Mengalami Kekerasan Seksual, 7 Hal Ini yang Harus Diperhatikan
Ilustrasi korban kekerasan seksual | Foto Rodnae Productions/Pexel.com |
Klickberita.com-Kekerasan seksual yang terjadi belakangan ini memang mengejutkan publik. Karena pelaku kekerasan seksual adalah orang yang dianggap baik, orang suci, dan juga pendidik. Namun siapa sangka di balik topengnya itu semua, dia adalah predator seksual yang sangat berbahaya.
Perlakuan seperti ini tidak bisa dimaafkan begitu saja, harus ada penegakan hukum yang tegas. Agar ada efek jera bagi pelaku, dan juga ancaman bagi yang lainnya.

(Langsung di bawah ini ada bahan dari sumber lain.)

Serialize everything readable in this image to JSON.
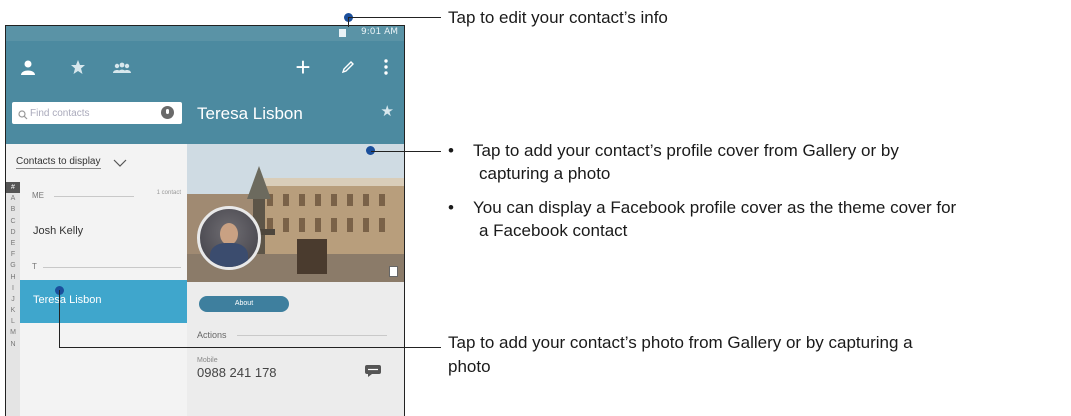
{
  "status_bar": {
    "time": "9:01 AM"
  },
  "app_bar": {
    "icons": [
      "person-icon",
      "star-icon",
      "group-icon",
      "plus-icon",
      "edit-icon",
      "more-icon"
    ]
  },
  "search": {
    "placeholder": "Find contacts"
  },
  "contact_header": {
    "name": "Teresa Lisbon"
  },
  "contacts_list": {
    "filter_label": "Contacts to display",
    "alphabet": [
      "#",
      "A",
      "B",
      "C",
      "D",
      "E",
      "F",
      "G",
      "H",
      "I",
      "J",
      "K",
      "L",
      "M",
      "N"
    ],
    "sections": [
      {
        "letter": "ME",
        "count": "1 contact",
        "names": [
          "Josh Kelly"
        ]
      },
      {
        "letter": "T",
        "count": "",
        "names": [
          "Teresa Lisbon"
        ]
      }
    ],
    "selected": "Teresa Lisbon"
  },
  "detail": {
    "about_label": "About",
    "actions_label": "Actions",
    "mobile_label": "Mobile",
    "phone": "0988 241 178"
  },
  "annotations": {
    "edit": "Tap to edit your contact’s info",
    "cover_bullet1": "Tap to add your contact’s profile cover from Gallery or by",
    "cover_bullet1_cont": "capturing a photo",
    "cover_bullet2": "You can display a Facebook profile cover as the theme cover for",
    "cover_bullet2_cont": "a Facebook contact",
    "photo": "Tap to add your contact’s photo from Gallery or by capturing a",
    "photo_cont": "photo"
  },
  "colors": {
    "app_bar": "#4c8aa0",
    "selected_row": "#3fa6cc",
    "callout_dot": "#1b4f9c"
  }
}
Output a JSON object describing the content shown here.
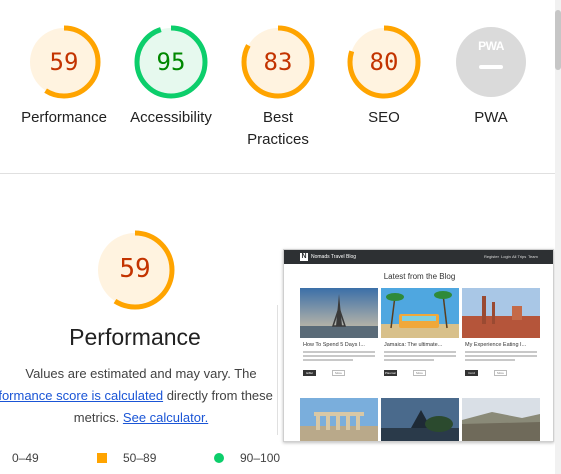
{
  "categories": [
    {
      "score": "59",
      "label": "Performance",
      "value": 0.59,
      "color": "#ffa400",
      "text_color": "#c33300",
      "bg": "#fff3e0"
    },
    {
      "score": "95",
      "label": "Accessibility",
      "value": 0.95,
      "color": "#0cce6b",
      "text_color": "#008800",
      "bg": "#e6f9ee"
    },
    {
      "score": "83",
      "label": "Best",
      "label2": "Practices",
      "value": 0.83,
      "color": "#ffa400",
      "text_color": "#c33300",
      "bg": "#fff3e0"
    },
    {
      "score": "80",
      "label": "SEO",
      "value": 0.8,
      "color": "#ffa400",
      "text_color": "#c33300",
      "bg": "#fff3e0"
    }
  ],
  "pwa": {
    "label": "PWA",
    "badge_text": "PWA"
  },
  "performance": {
    "score": "59",
    "value": 0.59,
    "title": "Performance",
    "desc_line1": "Values are estimated and may vary. The",
    "desc_link": "rformance score is calculated",
    "desc_line2_rest": " directly from these",
    "desc_line3": "metrics. ",
    "desc_link2": "See calculator."
  },
  "legend": {
    "fail": "0–49",
    "average": "50–89",
    "pass": "90–100",
    "colors": {
      "fail": "#ff4e42",
      "average": "#ffa400",
      "pass": "#0cce6b"
    }
  },
  "screenshot": {
    "brand": "Nomads Travel Blog",
    "nav_links": [
      "Register",
      "Login",
      "All Trips",
      "Team"
    ],
    "heading": "Latest from the Blog",
    "cards": [
      {
        "title": "How To Spend 5 Days I...",
        "btn_dark": "Eiffel",
        "btn_light": "More"
      },
      {
        "title": "Jamaica: The ultimate...",
        "btn_dark": "Plasmar",
        "btn_light": "More"
      },
      {
        "title": "My Experience Eating I...",
        "btn_dark": "Cord",
        "btn_light": "More"
      }
    ]
  }
}
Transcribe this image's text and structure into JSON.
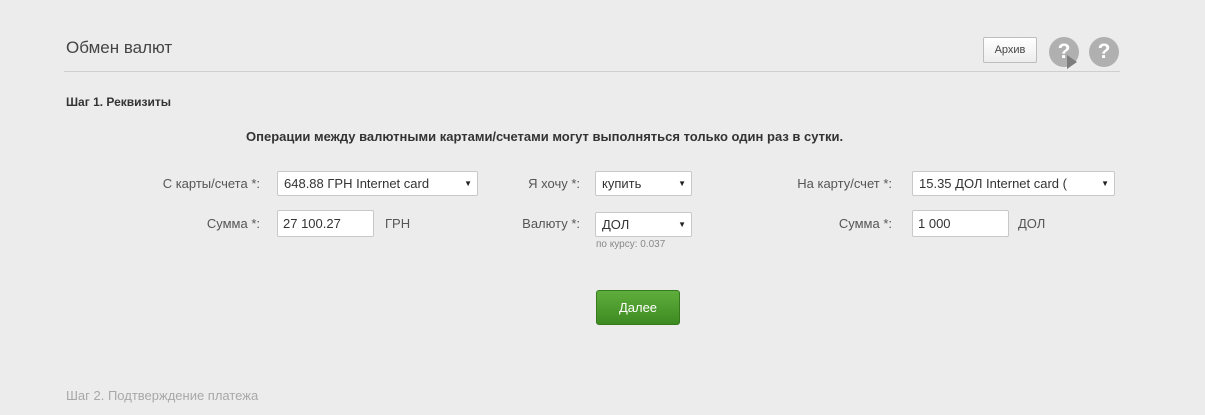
{
  "header": {
    "title": "Обмен валют",
    "archive_label": "Архив",
    "help_glyph": "?",
    "icons": [
      "help-play-icon",
      "help-icon"
    ]
  },
  "step1": {
    "title": "Шаг 1. Реквизиты",
    "notice": "Операции между валютными картами/счетами могут выполняться только один раз в сутки."
  },
  "form": {
    "from_card_label": "С карты/счета *:",
    "from_card_value": "648.88 ГРН  Internet card",
    "amount_label": "Сумма *:",
    "amount_value": "27 100.27",
    "amount_unit": "ГРН",
    "want_label": "Я хочу *:",
    "want_value": "купить",
    "currency_label": "Валюту *:",
    "currency_value": "ДОЛ",
    "rate_note": "по курсу: 0.037",
    "to_card_label": "На карту/счет *:",
    "to_card_value": "15.35 ДОЛ  Internet card (",
    "to_amount_label": "Сумма *:",
    "to_amount_value": "1 000",
    "to_amount_unit": "ДОЛ",
    "caret": "▼"
  },
  "actions": {
    "next_label": "Далее"
  },
  "step2": {
    "title": "Шаг 2. Подтверждение платежа"
  },
  "colors": {
    "accent_green": "#4a9a2c",
    "background": "#ececec",
    "icon_gray": "#b0b0b0"
  }
}
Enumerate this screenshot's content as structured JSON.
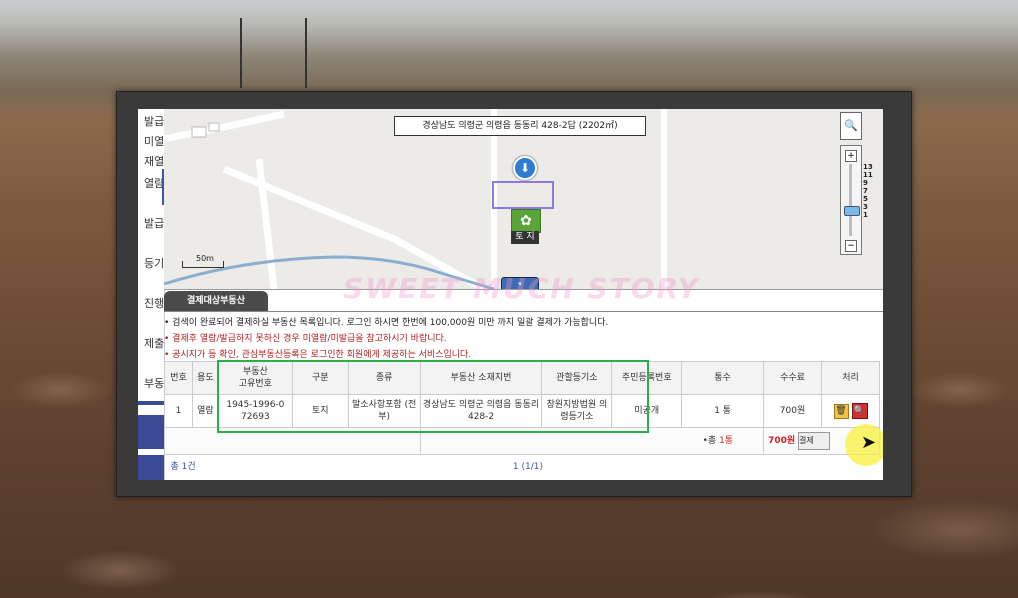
{
  "sidebar": {
    "items": [
      {
        "label": "발급"
      },
      {
        "label": "미열"
      },
      {
        "label": "재열"
      },
      {
        "label": "열람"
      },
      {
        "label": "발급확"
      },
      {
        "label": "등기신"
      },
      {
        "label": "진행등"
      },
      {
        "label": "제출등"
      },
      {
        "label": "부동산"
      }
    ]
  },
  "map": {
    "title": "경상남도 의령군 의령읍 동동리 428-2답 (2202㎡)",
    "scale_label": "50m",
    "land_icon_label": "토 지",
    "zoom_levels": [
      "13",
      "11",
      "9",
      "7",
      "5",
      "3",
      "1"
    ],
    "zoom_plus": "+",
    "zoom_minus": "−"
  },
  "watermark": "SWEET MUCH STORY",
  "section": {
    "tab_label": "결제대상부동산",
    "notes": [
      "• 검색이 완료되어 결제하실 부동산 목록입니다.  로그인 하시면 한번에 100,000원 미만 까지 일괄 결제가 가능합니다.",
      "• 결제후 열람/발급하지 못하신 경우 미열람/미발급을 참고하시기 바랍니다.",
      "• 공시지가 등 확인, 관심부동산등록은 로그인한 회원에게 제공하는 서비스입니다."
    ]
  },
  "table": {
    "headers": [
      "번호",
      "용도",
      "부동산\n고유번호",
      "구분",
      "종류",
      "부동산 소재지번",
      "관할등기소",
      "주민등록번호",
      "통수",
      "수수료",
      "처리"
    ],
    "rows": [
      {
        "no": "1",
        "use": "열람",
        "unique_no": "1945-1996-0 72693",
        "category": "토지",
        "type": "말소사항포함 (전부)",
        "address": "경상남도 의령군 의령읍 동동리 428-2",
        "registry": "창원지방법원 의령등기소",
        "resident_no": "미공개",
        "copies": "1 통",
        "fee": "700원"
      }
    ],
    "total_copies_label": "•총",
    "total_copies_value": "1통",
    "total_fee": "700원",
    "pay_label": "결제",
    "footer_total": "총 1건",
    "pagination": "1  (1/1)"
  }
}
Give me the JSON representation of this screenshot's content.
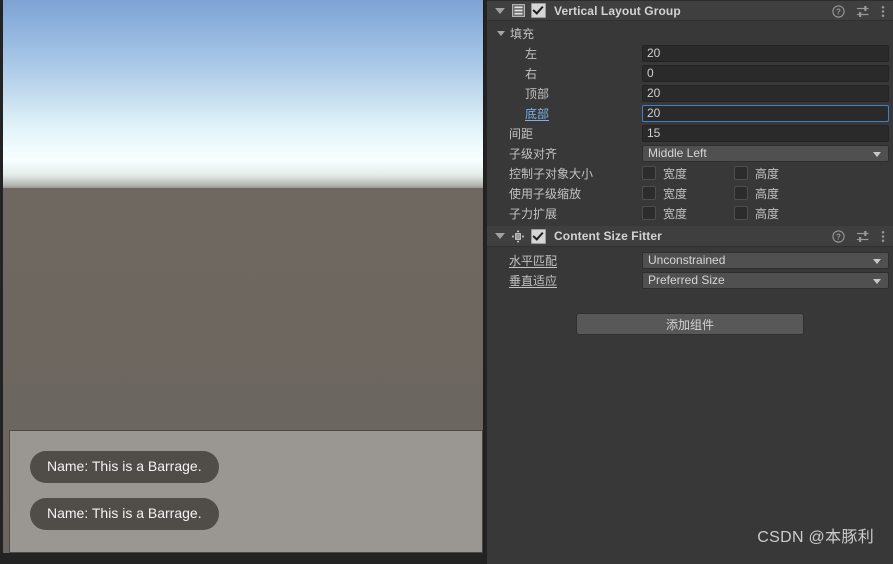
{
  "game_view": {
    "overlay_panel": {
      "barrages": [
        {
          "text": "Name: This is a Barrage."
        },
        {
          "text": "Name: This is a Barrage."
        }
      ]
    }
  },
  "inspector": {
    "components": [
      {
        "title": "Vertical Layout Group",
        "icon": "layout-group-icon",
        "enabled": true,
        "header_icons": [
          "help-icon",
          "preset-icon",
          "more-menu-icon"
        ],
        "groups": [
          {
            "label": "填充",
            "expanded": true,
            "rows": [
              {
                "label": "左",
                "type": "field",
                "value": "20",
                "focused": false
              },
              {
                "label": "右",
                "type": "field",
                "value": "0",
                "focused": false
              },
              {
                "label": "顶部",
                "type": "field",
                "value": "20",
                "focused": false
              },
              {
                "label": "底部",
                "type": "field",
                "value": "20",
                "focused": true
              }
            ]
          }
        ],
        "rows": [
          {
            "label": "间距",
            "type": "field",
            "value": "15"
          },
          {
            "label": "子级对齐",
            "type": "dropdown",
            "value": "Middle Left"
          },
          {
            "label": "控制子对象大小",
            "type": "checks",
            "checks": [
              {
                "label": "宽度",
                "checked": false
              },
              {
                "label": "高度",
                "checked": false
              }
            ]
          },
          {
            "label": "使用子级缩放",
            "type": "checks",
            "checks": [
              {
                "label": "宽度",
                "checked": false
              },
              {
                "label": "高度",
                "checked": false
              }
            ]
          },
          {
            "label": "子力扩展",
            "type": "checks",
            "checks": [
              {
                "label": "宽度",
                "checked": false
              },
              {
                "label": "高度",
                "checked": false
              }
            ]
          }
        ]
      },
      {
        "title": "Content Size Fitter",
        "icon": "content-size-fitter-icon",
        "enabled": true,
        "header_icons": [
          "help-icon",
          "preset-icon",
          "more-menu-icon"
        ],
        "rows": [
          {
            "label": "水平匹配",
            "type": "dropdown",
            "value": "Unconstrained",
            "underlined": true
          },
          {
            "label": "垂直适应",
            "type": "dropdown",
            "value": "Preferred Size",
            "underlined": true
          }
        ]
      }
    ],
    "add_component_label": "添加组件"
  },
  "watermark": "CSDN @本豚利",
  "colors": {
    "panel_bg": "#383838",
    "header_bg": "#3f3f3f",
    "field_bg": "#2a2a2a",
    "dropdown_bg": "#505050",
    "focus_blue": "#3f7fd0",
    "label_blue": "#7bafe8",
    "overlay_panel": "#9a9691",
    "bubble_bg": "#504c48"
  }
}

Kami menyimpulkan atas pengalaman pengadvokasian, setidaknya ada tujuh hal yang meski teman-teman pahami terkait kekerasan seksual. Karena kekerasan seksual bisa terjadi terhadap siapa saja, bahkan rentan terhadap anak-anak, dan pelakunya orang terdekat.
1. Memahami Kekerasan Seksual
Ilustrasi kekerasan seksual | Foto Karolina Grabowska/Pexels.com |
Kekerasan seksual dibagi delapan berdasarkan Pasal 4 ayat 1 Undang-Undang No. 12 Tahun 2022 tentang Tindak Pidana Kekerasan Seksual (UU PKS), yaitu a. pelecehan seksual secara nonfisik; b. pelecehan seksual secara fisik; c. pemaksaan kontrasepsi; d. pemaksaan sterilisasi; e. pemaksaan perkawinan; f. penyiksaan seksual; g. eksploitasi seksual; h. perbudakan seksual; h. kekerasan seksual berbasis elektronik.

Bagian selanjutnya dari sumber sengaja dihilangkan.